Some people might think that members of the jihadist group Islamic State (ISIS) do not fear anything or anyone because of the many barbaric atrocities they have already committed.

Fighters countering the vile terrorist organisation in northern Syria, however, recently discovered one of the ISIS militants' greatest fears: Getting killed by a woman.

According to an article in the Daily Express, the ISIS militants are afraid of their lives ending in the hands of female fighters because based on their beliefs, "they won't go to heaven" if this happens.

Because of this fear, more and more brave Christian women are now joining an all-female militia group in Syria fighting ISIS.

This small battalion of around 50 women, known as "The Female Protection Forces of the Land Between Two Rivers," is proving to be a potent force in driving the ISIS back in northern Syria.

These female fighters, mostly in their early twenties, get their combat skills by training in a camp in the north-eastern town of Al-Qahtaniyeh in Syria.

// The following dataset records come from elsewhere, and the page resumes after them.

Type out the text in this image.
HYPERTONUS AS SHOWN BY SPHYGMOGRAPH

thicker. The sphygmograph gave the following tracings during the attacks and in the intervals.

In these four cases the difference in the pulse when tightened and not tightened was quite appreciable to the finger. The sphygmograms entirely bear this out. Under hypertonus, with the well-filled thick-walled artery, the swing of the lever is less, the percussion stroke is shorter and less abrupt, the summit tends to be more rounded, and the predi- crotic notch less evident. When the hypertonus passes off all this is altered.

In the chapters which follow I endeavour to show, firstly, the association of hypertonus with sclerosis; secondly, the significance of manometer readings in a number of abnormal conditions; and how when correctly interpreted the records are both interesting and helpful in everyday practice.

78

A report from The Independent said one of the battalion's new recruits is a 36-year-old hairdresser named Babylonia, who left her husband and two children to "protect their future."

Babylonia shared that it was her own husband who encouraged her to shatter the gender stereotypes and take up arms against the ISIS.

To the ISIS, women are only supposed to live "sedentary" lives as homemakers, wives and mothers.

According to an ISIS manifesto released in Arabic by one of the ISIS propaganda wings, women are "divinely appointed" to lead a life of responsibilities at home.

Telhelden, a 21-year-old commander of the all-female battalion, meanwhile told CNN that ISIS members are indeed "afraid of girls."

"They think they're fighting in the name of Islam. They believe if someone from Daesh [ISIS] is killed by a girl, a Kurdish girl, they won't go to heaven. They're afraid of girls," she said.